The importance of the German philosopher Friedrich Nietzsche (1844-1900) to music is traditionally recognized in his close personal connection with the composer Richard Wagner. Nietzsche’s book The Birth of Tragedy from the Spirit of Music (1872) presents theories about the origins of Greek tragedy that have been influential upon later generations, but it also propagandizes heavily on behalf of Wagner’s art. The friendship between the two men became increasingly strained, however, and was completely finished by the time of the publication of Nietzsche’s Der Fall Wagner (1888), in which the philosopher attacks the composer whom he had once so strongly supported. Nietzsche’s writings have also inspired other musicians, perhaps most famously Richard Strauss, whose tone poem Also Sprach Zarathustra was stimulated by the philosopher’s book of the same name.

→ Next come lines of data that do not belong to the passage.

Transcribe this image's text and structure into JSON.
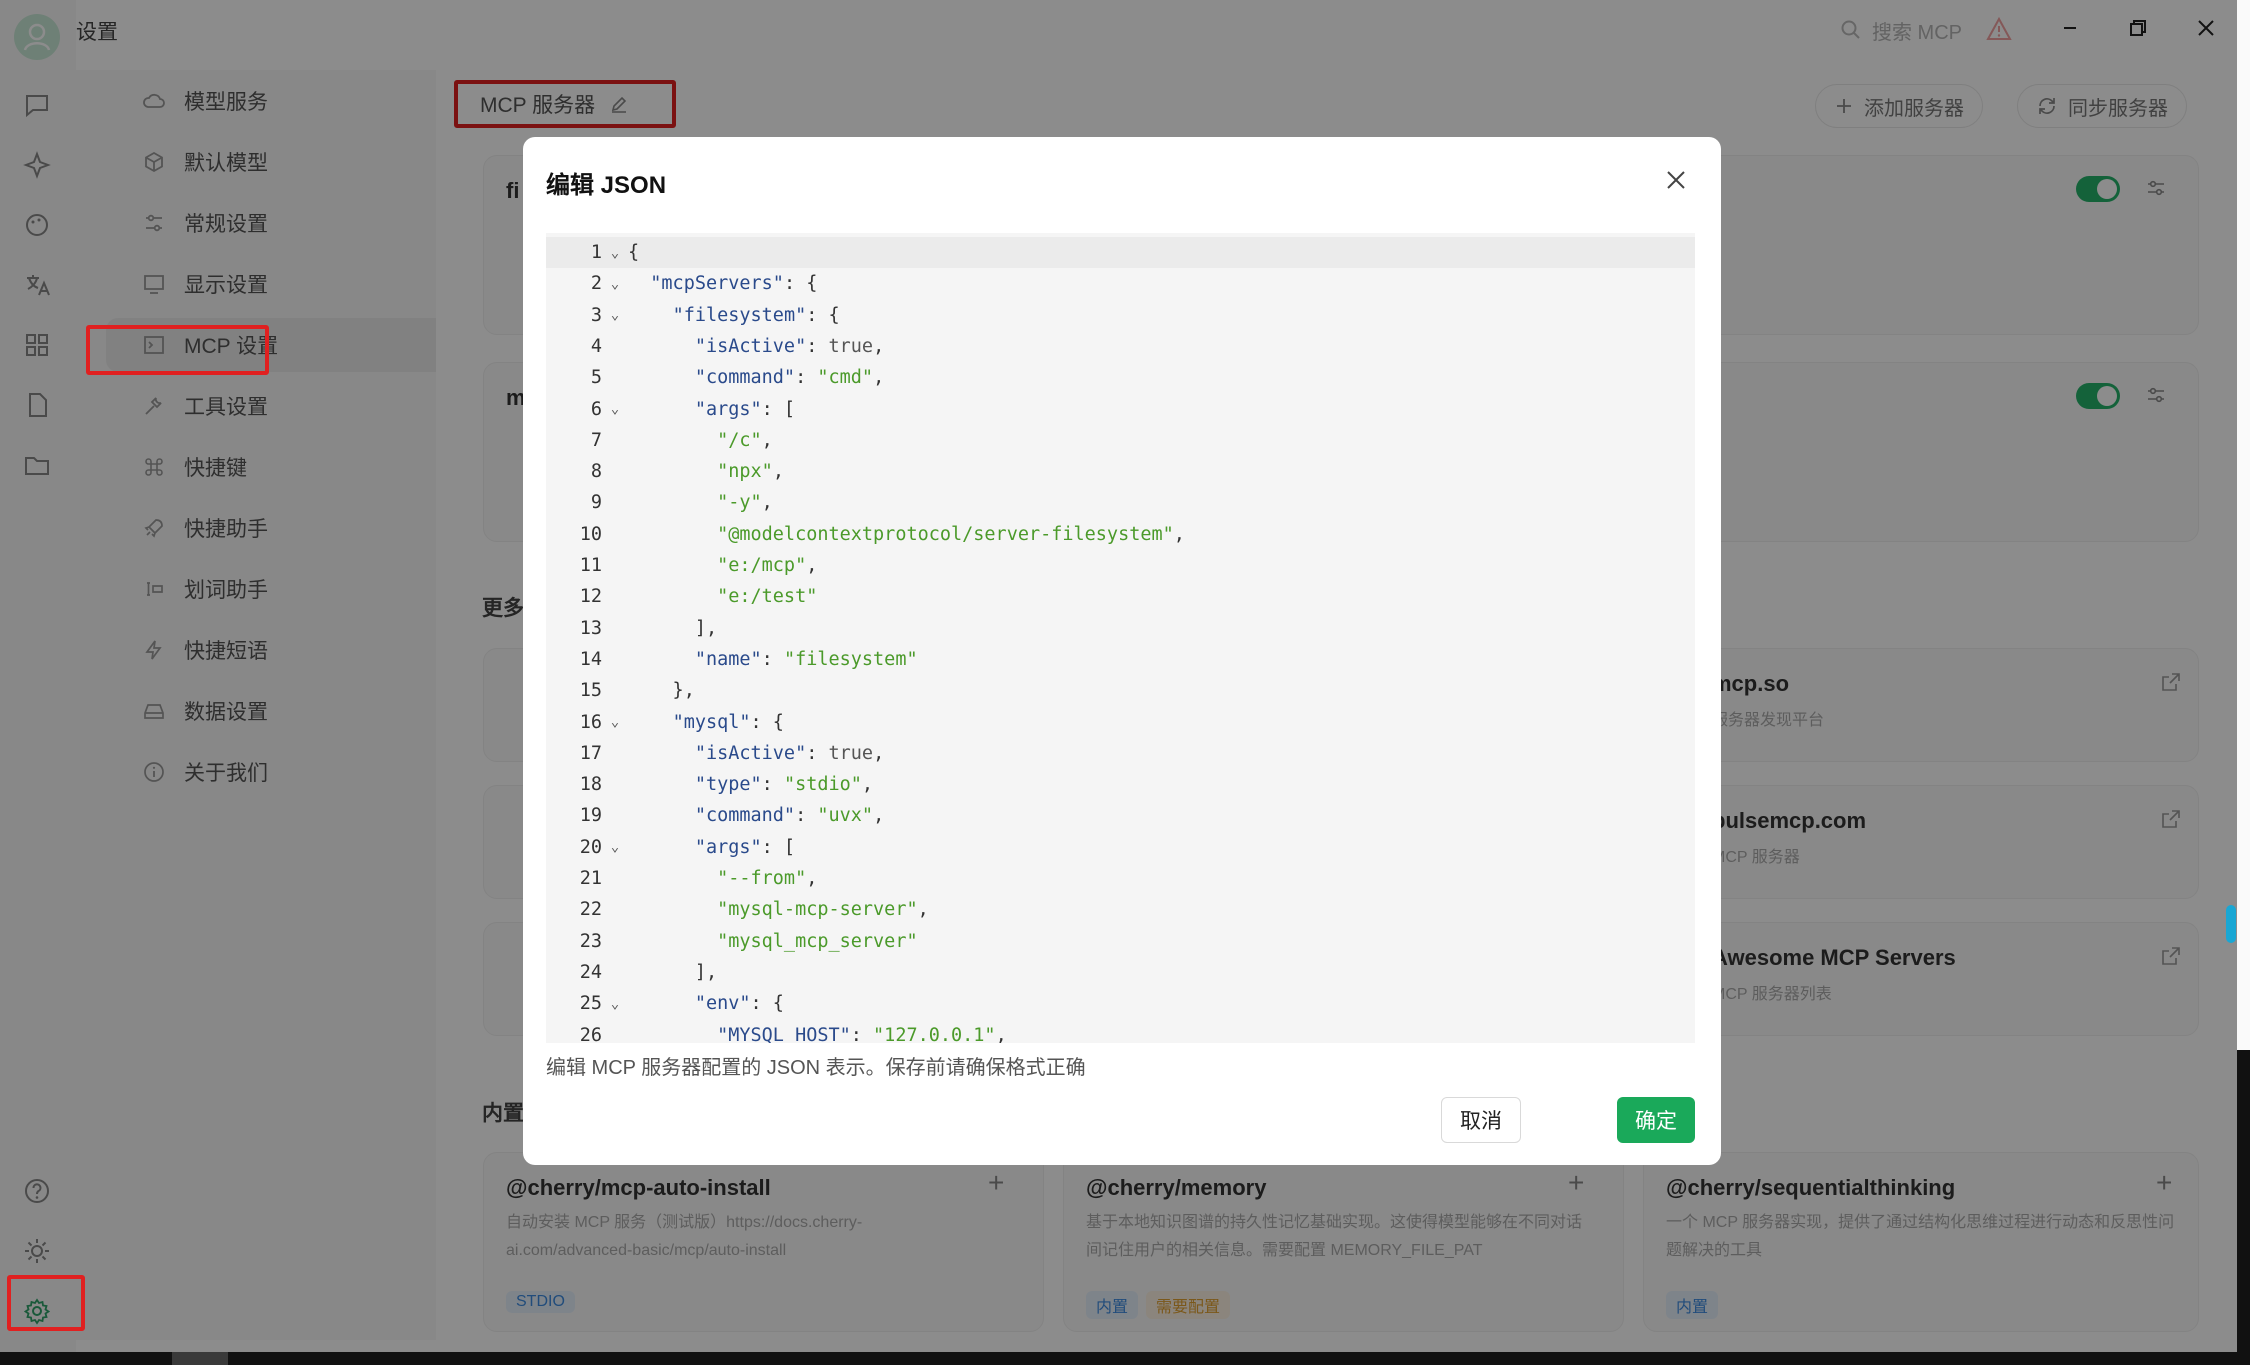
{
  "app": {
    "title": "设置"
  },
  "search": {
    "placeholder": "搜索 MCP"
  },
  "nav": {
    "items": [
      {
        "label": "模型服务",
        "icon": "cloud-icon"
      },
      {
        "label": "默认模型",
        "icon": "cube-icon"
      },
      {
        "label": "常规设置",
        "icon": "sliders-icon"
      },
      {
        "label": "显示设置",
        "icon": "monitor-icon"
      },
      {
        "label": "MCP 设置",
        "icon": "terminal-icon"
      },
      {
        "label": "工具设置",
        "icon": "tools-icon"
      },
      {
        "label": "快捷键",
        "icon": "command-icon"
      },
      {
        "label": "快捷助手",
        "icon": "rocket-icon"
      },
      {
        "label": "划词助手",
        "icon": "text-select-icon"
      },
      {
        "label": "快捷短语",
        "icon": "zap-icon"
      },
      {
        "label": "数据设置",
        "icon": "hard-drive-icon"
      },
      {
        "label": "关于我们",
        "icon": "info-icon"
      }
    ]
  },
  "page": {
    "title": "MCP 服务器",
    "add_button": "添加服务器",
    "sync_button": "同步服务器",
    "servers": [
      {
        "title_partial": "fi"
      },
      {
        "title_partial": "m"
      }
    ],
    "more_section": "更多",
    "builtin_section": "内置",
    "discovery": [
      {
        "title": "mcp.so",
        "desc": "服务器发现平台"
      },
      {
        "title": "pulsemcp.com",
        "desc": "MCP 服务器"
      },
      {
        "title": "Awesome MCP Servers",
        "desc": "MCP 服务器列表"
      }
    ],
    "builtin_cards": [
      {
        "title": "@cherry/mcp-auto-install",
        "desc": "自动安装 MCP 服务（测试版）https://docs.cherry-ai.com/advanced-basic/mcp/auto-install",
        "tags": [
          "STDIO"
        ]
      },
      {
        "title": "@cherry/memory",
        "desc": "基于本地知识图谱的持久性记忆基础实现。这使得模型能够在不同对话间记住用户的相关信息。需要配置 MEMORY_FILE_PAT",
        "tags": [
          "内置",
          "需要配置"
        ]
      },
      {
        "title": "@cherry/sequentialthinking",
        "desc": "一个 MCP 服务器实现，提供了通过结构化思维过程进行动态和反思性问题解决的工具",
        "tags": [
          "内置"
        ]
      }
    ]
  },
  "modal": {
    "title": "编辑 JSON",
    "hint": "编辑 MCP 服务器配置的 JSON 表示。保存前请确保格式正确",
    "cancel": "取消",
    "ok": "确定",
    "lines": [
      {
        "n": "1",
        "fold": true,
        "text": "{"
      },
      {
        "n": "2",
        "fold": true,
        "text": "  \"mcpServers\": {"
      },
      {
        "n": "3",
        "fold": true,
        "text": "    \"filesystem\": {"
      },
      {
        "n": "4",
        "fold": false,
        "text": "      \"isActive\": true,"
      },
      {
        "n": "5",
        "fold": false,
        "text": "      \"command\": \"cmd\","
      },
      {
        "n": "6",
        "fold": true,
        "text": "      \"args\": ["
      },
      {
        "n": "7",
        "fold": false,
        "text": "        \"/c\","
      },
      {
        "n": "8",
        "fold": false,
        "text": "        \"npx\","
      },
      {
        "n": "9",
        "fold": false,
        "text": "        \"-y\","
      },
      {
        "n": "10",
        "fold": false,
        "text": "        \"@modelcontextprotocol/server-filesystem\","
      },
      {
        "n": "11",
        "fold": false,
        "text": "        \"e:/mcp\","
      },
      {
        "n": "12",
        "fold": false,
        "text": "        \"e:/test\""
      },
      {
        "n": "13",
        "fold": false,
        "text": "      ],"
      },
      {
        "n": "14",
        "fold": false,
        "text": "      \"name\": \"filesystem\""
      },
      {
        "n": "15",
        "fold": false,
        "text": "    },"
      },
      {
        "n": "16",
        "fold": true,
        "text": "    \"mysql\": {"
      },
      {
        "n": "17",
        "fold": false,
        "text": "      \"isActive\": true,"
      },
      {
        "n": "18",
        "fold": false,
        "text": "      \"type\": \"stdio\","
      },
      {
        "n": "19",
        "fold": false,
        "text": "      \"command\": \"uvx\","
      },
      {
        "n": "20",
        "fold": true,
        "text": "      \"args\": ["
      },
      {
        "n": "21",
        "fold": false,
        "text": "        \"--from\","
      },
      {
        "n": "22",
        "fold": false,
        "text": "        \"mysql-mcp-server\","
      },
      {
        "n": "23",
        "fold": false,
        "text": "        \"mysql_mcp_server\""
      },
      {
        "n": "24",
        "fold": false,
        "text": "      ],"
      },
      {
        "n": "25",
        "fold": true,
        "text": "      \"env\": {"
      },
      {
        "n": "26",
        "fold": false,
        "text": "        \"MYSQL_HOST\": \"127.0.0.1\","
      }
    ]
  },
  "colors": {
    "accent": "#1aa95a",
    "highlight": "#e02020"
  }
}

In addition, Nietzsche was an amateur composer, producing a small number of pieces, including several short piano works. Two of those are featured on tonight’s program; both were written in 1862, when Nietzsche was still in his teens. The first, Im Mondschein auf der Puszta (“In the Moonlight on the Hungarian Plains”), is a languid piece in two nearly identical parts with three intervening measures of connecting material. The second piece, Da geht ein Bach (“There Flows a Brook”), was also set by Nietzsche at one point as a song, using a text by Klaus Groth. This piece, marked “Lively,” begins jauntily, evoking German folk song. Each of its two parts concludes with a curious slow passage in which Nietzche’s most adventurous harmonic language is seen. In the first of these slower passages, interestingly, three rolled chords are played, and the composer has marked the word “questioning” as a performance direction.

Although they are youthful projects, these two pieces by their very existence reveal the broad nature of the superb education that Nietzsche received in 19th century Germany: the man whom we know as a classically educated philosopher, it turns out, was also by reputation an excellent pianist (especially as an improviser) — and, occasionally, a composer.

--Andrew Simpson


DUE CORI DI MICHELANGELO BUONARROTI IL GIOVANE
(TWO CHORUSES BY MICHELANGELO BUONARROTI THE YOUNGER)
Luigi Dallapiccola

The Due Cori di Michelangelo Buonarroti il Giovane of Italian composer Luigi Dallapiccola (1904-1975) come from a time fairly early in the composer’s career when he was experimenting with various styles of composition. They are part of a larger set of Michelangelo’s poetry that Dallapiccola began composing in the early 1930s; by the time the set was completed in the 1940s, Dallapiccola’s style had changed so much that the later pieces do not resemble the earlier ones. Although his later works settled into a hybrid of dodecaphonic composition and modality, these two pieces are composed in the madrigal style, consciously summoning sounds of Renaissance Italy but with harmonies and effects updated for the 20th century. Characteristics of the madrigal style include both sections of homophony (block chords, with everyone singing the same rhythm) and sections of independent vocal melodies. These sounds complement the two lighthearted poems by Michelangelo (1475-1564), sculptor of the Pietà and David, painter of the ceiling of the Sistine Chapel, and architect of parts of St. Peter’s Basilica in Rome. Dallapiccola masterfully uses the unique sounds of the Italian language to effect the admonitions first from ill-mated wives and then from unhappy husbands, and it is almost impossible to imagine these pieces performed in translation. The recurring motives and refrains of the pieces, characteristic of the composer’s fondness for structure, make them seem familiar even before we have heard them all the way through.